Last weekend it was great to celebrate Small Business Saturday. Now in its ninth year in the UK, Small Business Saturday is a grassroots campaign to celebrate all types of small businesses. In my national role I popped up the road to visit the world famous Bury market, before coming home to do a bit of shopping in Tameside. Despite the awful weather, it was great to see places like Stalybridge town centre and Lymefield Garden Centre in Broadbottom busy and bustling.

Small Business Saturday is about more than publicity and moral support however. Last year, over a billion pounds was spent in the UK’s small businesses on the day itself. After a very difficult 18 months for many businesses, let’s hope this year’s event was even more successful.

In recent times there has been a huge switch to online retailing. We all use online shopping from time to time – if you lead a busy life it can be essential – but we have to understand that if we don’t use local businesses they won’t be there forever. Clearly town centres need to switch to a greater mix of leisure and residential use, but I for one would sorely miss it if retail was no longer part of that picture.

As well as events like Small Business Saturday, we do need some real reforms to ensure the long term viability of many small businesses. Business rates, in particular, are extremely outdated and need wholesale replacement. For an area like Tameside they are particularly counterproductive. To give two examples from my constituency, if a pub invests money to renovate itself and attract new custom, it will result in them playing higher business rates than a competitor which has not done so. This is because the value of the property, and by extension its rates bill, will have been increased.

Tameside also has double the national average of people working in manufacturing, but if a business in this sector invests in solar panels, insulation, ventilation, or some other important improvement, the same problem occurs.

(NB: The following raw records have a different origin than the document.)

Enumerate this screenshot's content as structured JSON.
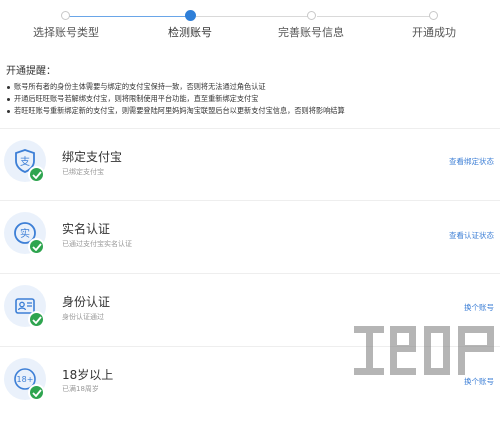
{
  "stepper": {
    "steps": [
      {
        "label": "选择账号类型",
        "state": "done"
      },
      {
        "label": "检测账号",
        "state": "active"
      },
      {
        "label": "完善账号信息",
        "state": "todo"
      },
      {
        "label": "开通成功",
        "state": "todo"
      }
    ]
  },
  "notice": {
    "title": "开通提醒：",
    "items": [
      "账号所有者的身份主体需要与绑定的支付宝保持一致，否则将无法通过角色认证",
      "开通后旺旺账号若解绑支付宝，则将限制使用平台功能，直至重新绑定支付宝",
      "若旺旺账号重新绑定新的支付宝，则需要登陆阿里妈妈淘宝联盟后台以更新支付宝信息，否则将影响结算"
    ]
  },
  "cards": [
    {
      "icon": "alipay-icon",
      "title": "绑定支付宝",
      "sub": "已绑定支付宝",
      "link": "查看绑定状态"
    },
    {
      "icon": "id-real-name-icon",
      "title": "实名认证",
      "sub": "已通过支付宝实名认证",
      "link": "查看认证状态"
    },
    {
      "icon": "id-card-icon",
      "title": "身份认证",
      "sub": "身份认证通过",
      "link": "换个账号"
    },
    {
      "icon": "age-18-icon",
      "title": "18岁以上",
      "sub": "已满18周岁",
      "link": "换个账号"
    }
  ],
  "status": {
    "check_icon": "check-icon",
    "check_color": "#2ea44f"
  },
  "colors": {
    "accent": "#2f7fd8",
    "link": "#3d7fd6",
    "icon_bg": "#eaf1fb"
  }
}
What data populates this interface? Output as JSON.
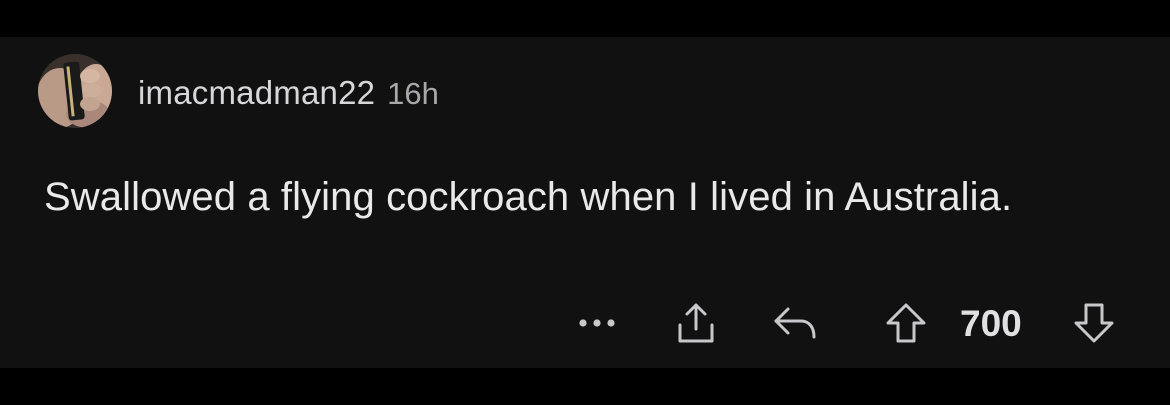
{
  "comment": {
    "username": "imacmadman22",
    "timestamp": "16h",
    "body": "Swallowed a flying cockroach when I lived in Australia.",
    "avatar": "user-avatar-photo"
  },
  "actions": {
    "more_icon": "more-horizontal-icon",
    "share_icon": "share-icon",
    "reply_icon": "reply-icon",
    "upvote_icon": "upvote-arrow-icon",
    "vote_count": "700",
    "downvote_icon": "downvote-arrow-icon"
  },
  "colors": {
    "background": "#111112",
    "frame": "#000000",
    "text_primary": "#e9e9ea",
    "text_secondary": "#a8a8ab",
    "icon": "#c8c8cb"
  }
}
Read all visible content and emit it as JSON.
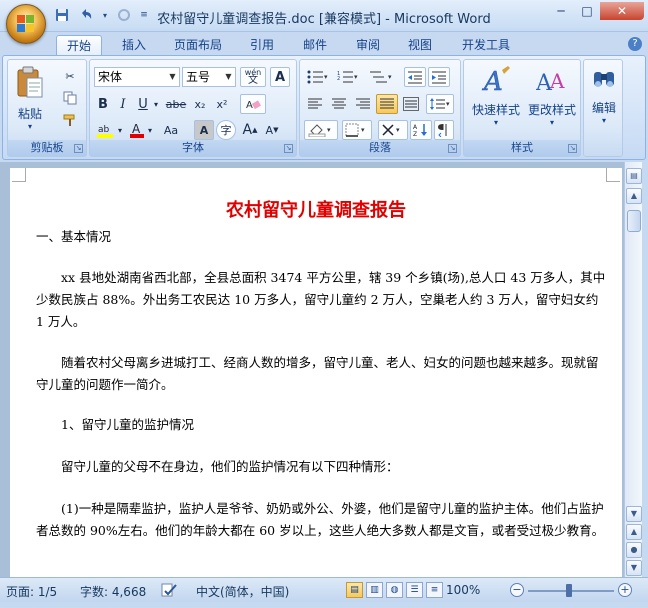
{
  "window": {
    "title": "农村留守儿童调查报告.doc [兼容模式] - Microsoft Word"
  },
  "qat": [
    "save-icon",
    "undo-icon",
    "redo-icon",
    "customize-icon"
  ],
  "tabs": [
    "开始",
    "插入",
    "页面布局",
    "引用",
    "邮件",
    "审阅",
    "视图",
    "开发工具"
  ],
  "ribbon": {
    "clipboard": {
      "label": "剪贴板",
      "paste": "粘贴"
    },
    "font": {
      "label": "字体",
      "font_name": "宋体",
      "font_size": "五号",
      "wen": "wén",
      "bold": "B",
      "italic": "I",
      "underline": "U",
      "strike": "abe",
      "sub": "x₂",
      "sup": "x²",
      "aa": "Aa",
      "grow": "A",
      "shrink": "A"
    },
    "paragraph": {
      "label": "段落"
    },
    "styles": {
      "label": "样式",
      "quick_styles": "快速样式",
      "change_styles": "更改样式"
    },
    "editing": {
      "label": "编辑",
      "edit": "编辑"
    }
  },
  "document": {
    "title": "农村留守儿童调查报告",
    "paragraphs": [
      "一、基本情况",
      "xx 县地处湖南省西北部，全县总面积 3474 平方公里，辖 39 个乡镇(场),总人口 43 万多人，其中少数民族占 88%。外出务工农民达 10 万多人，留守儿童约 2 万人，空巢老人约 3 万人，留守妇女约 1 万人。",
      "随着农村父母离乡进城打工、经商人数的增多，留守儿童、老人、妇女的问题也越来越多。现就留守儿童的问题作一简介。",
      "1、留守儿童的监护情况",
      "留守儿童的父母不在身边，他们的监护情况有以下四种情形：",
      "(1)一种是隔辈监护，监护人是爷爷、奶奶或外公、外婆，他们是留守儿童的监护主体。他们占监护者总数的 90%左右。他们的年龄大都在 60 岁以上，这些人绝大多数人都是文盲，或者受过极少教育。"
    ]
  },
  "status": {
    "page": "页面: 1/5",
    "words": "字数: 4,668",
    "language": "中文(简体，中国)",
    "zoom": "100%"
  },
  "colors": {
    "title_red": "#e00000",
    "accent": "#15428b"
  }
}
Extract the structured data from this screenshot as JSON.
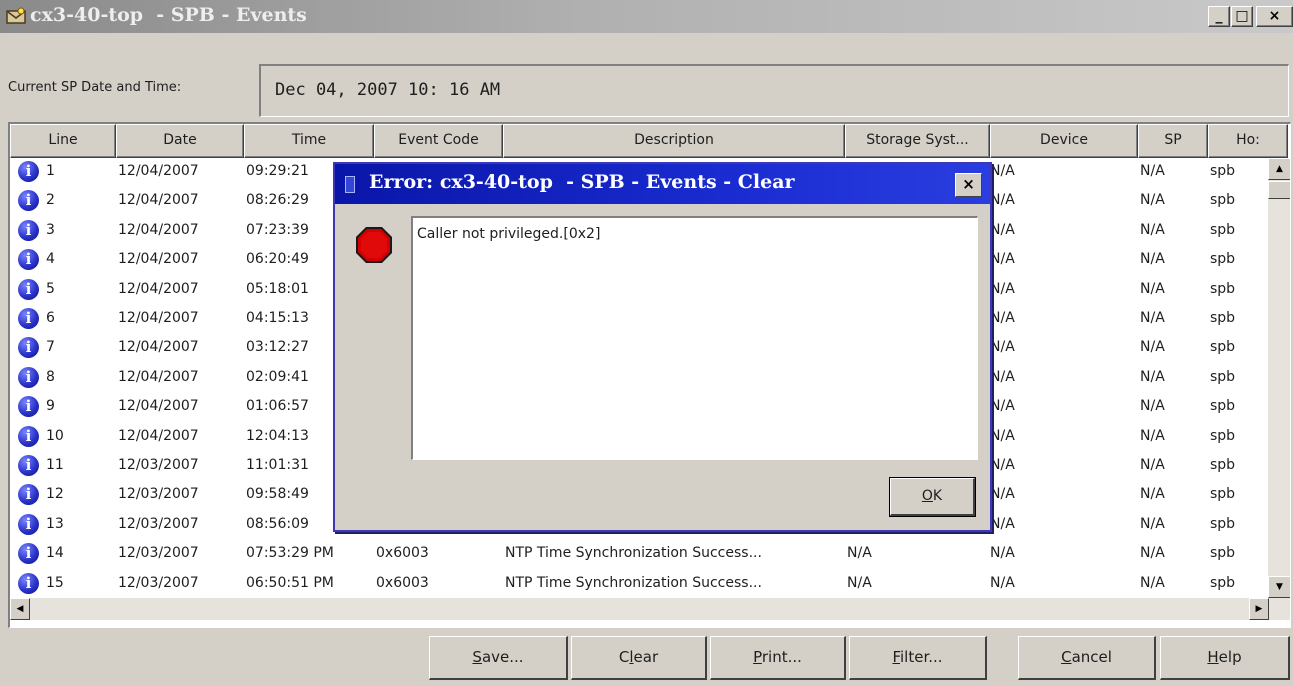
{
  "window": {
    "title": "cx3-40-top  - SPB - Events",
    "min_glyph": "_",
    "max_glyph": "□",
    "close_glyph": "×"
  },
  "current": {
    "label": "Current SP Date and Time:",
    "value": "Dec 04, 2007 10: 16 AM"
  },
  "table": {
    "columns": [
      "Line",
      "Date",
      "Time",
      "Event Code",
      "Description",
      "Storage Syst...",
      "Device",
      "SP",
      "Ho:"
    ],
    "rows": [
      {
        "line": "1",
        "date": "12/04/2007",
        "time": "09:29:21",
        "code": "",
        "desc": "",
        "storage": "",
        "device": "N/A",
        "sp": "N/A",
        "host": "spb"
      },
      {
        "line": "2",
        "date": "12/04/2007",
        "time": "08:26:29",
        "code": "",
        "desc": "",
        "storage": "",
        "device": "N/A",
        "sp": "N/A",
        "host": "spb"
      },
      {
        "line": "3",
        "date": "12/04/2007",
        "time": "07:23:39",
        "code": "",
        "desc": "",
        "storage": "",
        "device": "N/A",
        "sp": "N/A",
        "host": "spb"
      },
      {
        "line": "4",
        "date": "12/04/2007",
        "time": "06:20:49",
        "code": "",
        "desc": "",
        "storage": "",
        "device": "N/A",
        "sp": "N/A",
        "host": "spb"
      },
      {
        "line": "5",
        "date": "12/04/2007",
        "time": "05:18:01",
        "code": "",
        "desc": "",
        "storage": "",
        "device": "N/A",
        "sp": "N/A",
        "host": "spb"
      },
      {
        "line": "6",
        "date": "12/04/2007",
        "time": "04:15:13",
        "code": "",
        "desc": "",
        "storage": "",
        "device": "N/A",
        "sp": "N/A",
        "host": "spb"
      },
      {
        "line": "7",
        "date": "12/04/2007",
        "time": "03:12:27",
        "code": "",
        "desc": "",
        "storage": "",
        "device": "N/A",
        "sp": "N/A",
        "host": "spb"
      },
      {
        "line": "8",
        "date": "12/04/2007",
        "time": "02:09:41",
        "code": "",
        "desc": "",
        "storage": "",
        "device": "N/A",
        "sp": "N/A",
        "host": "spb"
      },
      {
        "line": "9",
        "date": "12/04/2007",
        "time": "01:06:57",
        "code": "",
        "desc": "",
        "storage": "",
        "device": "N/A",
        "sp": "N/A",
        "host": "spb"
      },
      {
        "line": "10",
        "date": "12/04/2007",
        "time": "12:04:13",
        "code": "",
        "desc": "",
        "storage": "",
        "device": "N/A",
        "sp": "N/A",
        "host": "spb"
      },
      {
        "line": "11",
        "date": "12/03/2007",
        "time": "11:01:31",
        "code": "",
        "desc": "",
        "storage": "",
        "device": "N/A",
        "sp": "N/A",
        "host": "spb"
      },
      {
        "line": "12",
        "date": "12/03/2007",
        "time": "09:58:49",
        "code": "",
        "desc": "",
        "storage": "",
        "device": "N/A",
        "sp": "N/A",
        "host": "spb"
      },
      {
        "line": "13",
        "date": "12/03/2007",
        "time": "08:56:09",
        "code": "",
        "desc": "",
        "storage": "",
        "device": "N/A",
        "sp": "N/A",
        "host": "spb"
      },
      {
        "line": "14",
        "date": "12/03/2007",
        "time": "07:53:29 PM",
        "code": "0x6003",
        "desc": "NTP Time Synchronization Success...",
        "storage": "N/A",
        "device": "N/A",
        "sp": "N/A",
        "host": "spb"
      },
      {
        "line": "15",
        "date": "12/03/2007",
        "time": "06:50:51 PM",
        "code": "0x6003",
        "desc": "NTP Time Synchronization Success...",
        "storage": "N/A",
        "device": "N/A",
        "sp": "N/A",
        "host": "spb"
      }
    ],
    "row_icon_glyph": "i",
    "scroll_up_glyph": "▲",
    "scroll_down_glyph": "▼",
    "scroll_left_glyph": "◀",
    "scroll_right_glyph": "▶"
  },
  "buttons": {
    "save": {
      "mnemonic": "S",
      "rest": "ave..."
    },
    "clear": {
      "pre": "C",
      "mnemonic": "l",
      "rest": "ear"
    },
    "print": {
      "mnemonic": "P",
      "rest": "rint..."
    },
    "filter": {
      "mnemonic": "F",
      "rest": "ilter..."
    },
    "cancel": {
      "mnemonic": "C",
      "rest": "ancel"
    },
    "help": {
      "mnemonic": "H",
      "rest": "elp"
    }
  },
  "dialog": {
    "title": "Error: cx3-40-top  - SPB - Events - Clear",
    "close_glyph": "×",
    "message": "Caller not privileged.[0x2]",
    "ok": {
      "mnemonic": "O",
      "rest": "K"
    },
    "icon": "stop-icon",
    "accent": "#1a2cd0"
  },
  "colors": {
    "window_bg": "#d4d0c8",
    "info_icon": "#2a33c9",
    "stop_icon": "#cc0000"
  }
}
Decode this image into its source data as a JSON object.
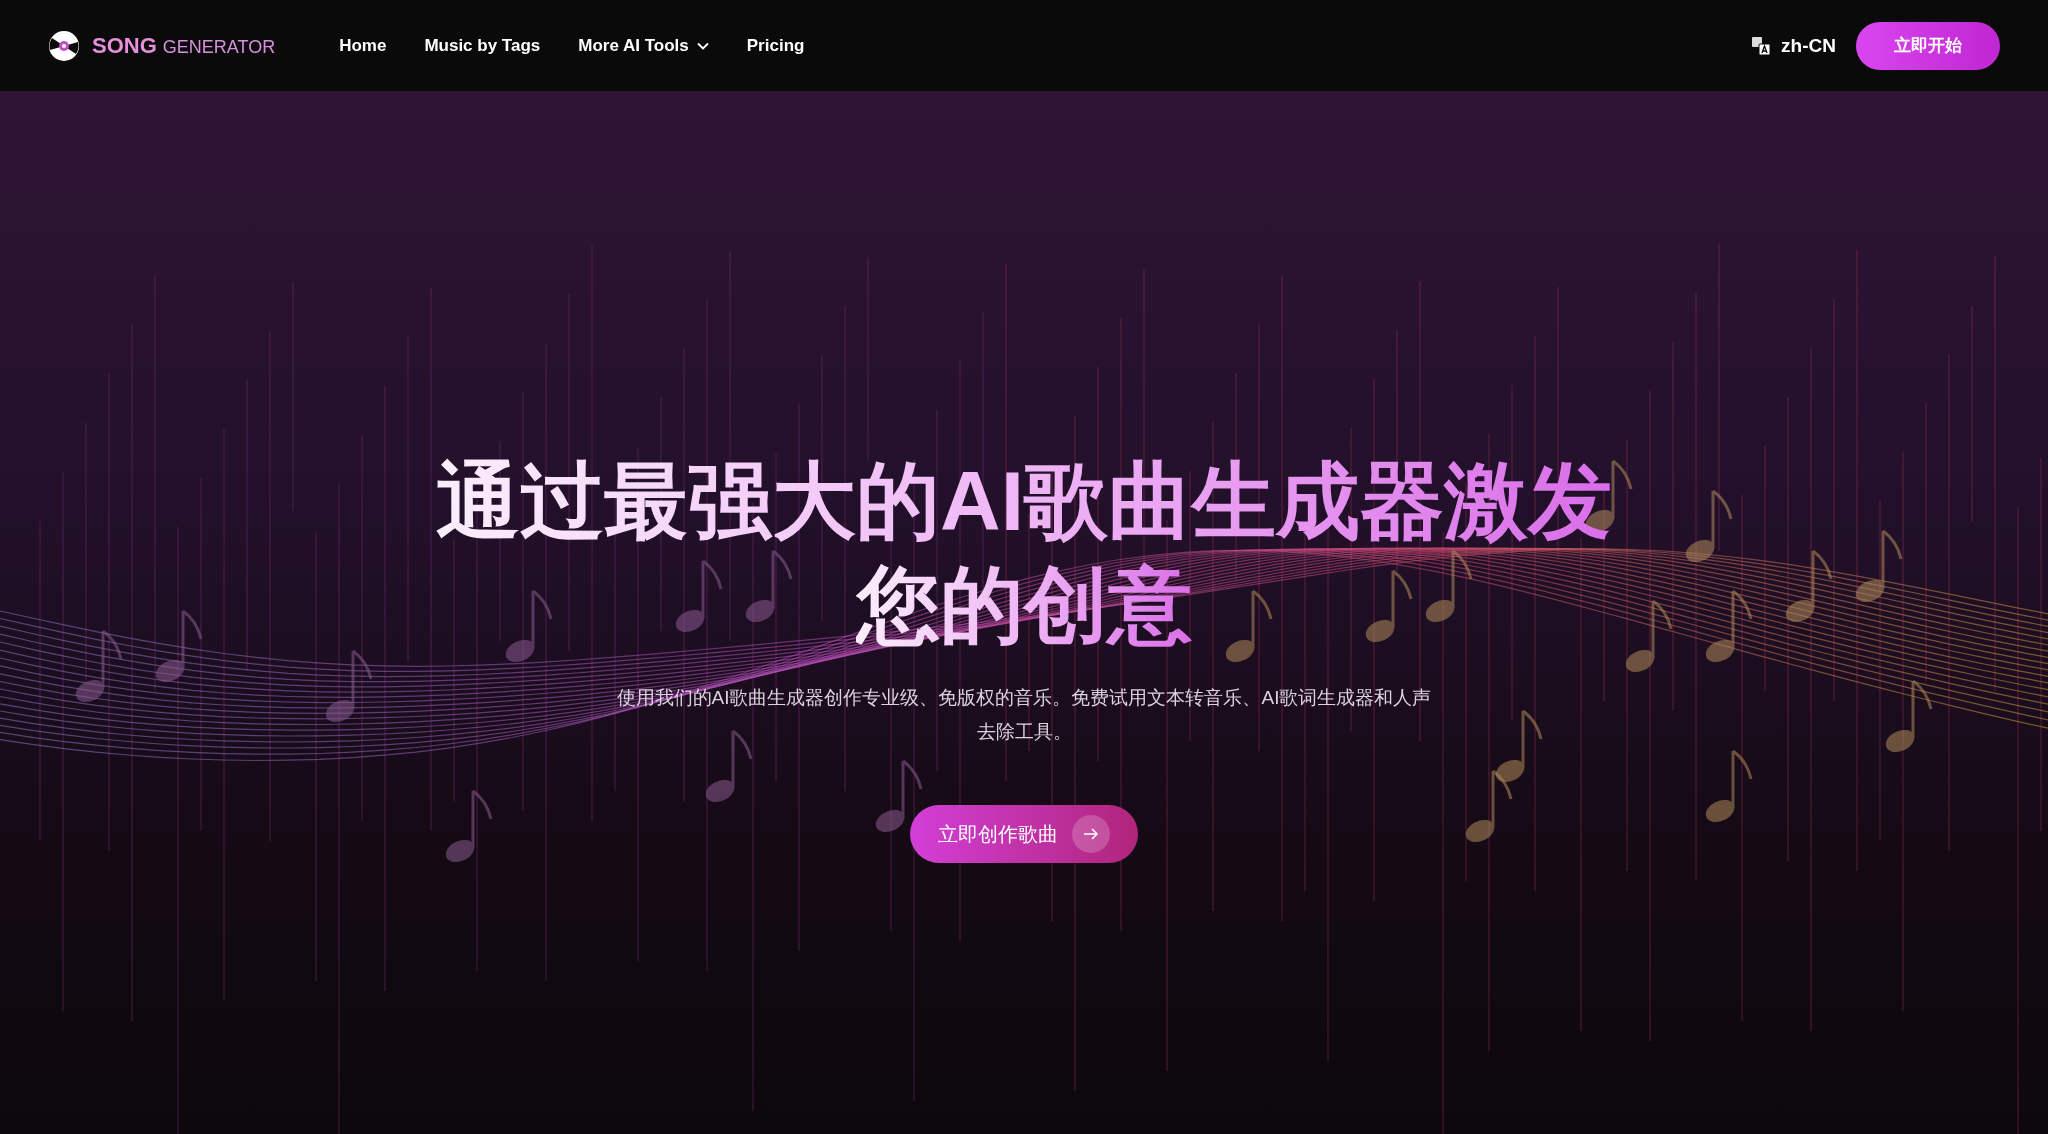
{
  "header": {
    "logo": {
      "bold": "SONG",
      "light": "GENERATOR"
    },
    "nav": [
      {
        "label": "Home",
        "kind": "link"
      },
      {
        "label": "Music by Tags",
        "kind": "link"
      },
      {
        "label": "More AI Tools",
        "kind": "dropdown"
      },
      {
        "label": "Pricing",
        "kind": "link"
      }
    ],
    "language": "zh-CN",
    "cta": "立即开始"
  },
  "hero": {
    "title_lines": [
      "通过最强大的AI歌曲生成器激发",
      "您的创意"
    ],
    "subtitle": "使用我们的AI歌曲生成器创作专业级、免版权的音乐。免费试用文本转音乐、AI歌词生成器和人声去除工具。",
    "button": "立即创作歌曲"
  }
}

This also means that businesses that are mainly internet-based, with no or much smaller physical premises, face a much lower tax bill. It’s a huge disincentive to investment and entrepreneurship, which is why we’ve promised Labour will scrap this regressive system.

In the meantime I want to see business rates cut immediately next year, paid for by an increase in the Digital Services Tax (the tax paid by large multi-national firms whose revenue comes from search engines or online marketplaces) from 2% to 12%.

With the right changes at the top, I am confident we will be able to celebrate many Small Business Saturdays to come. Let’s make it happen.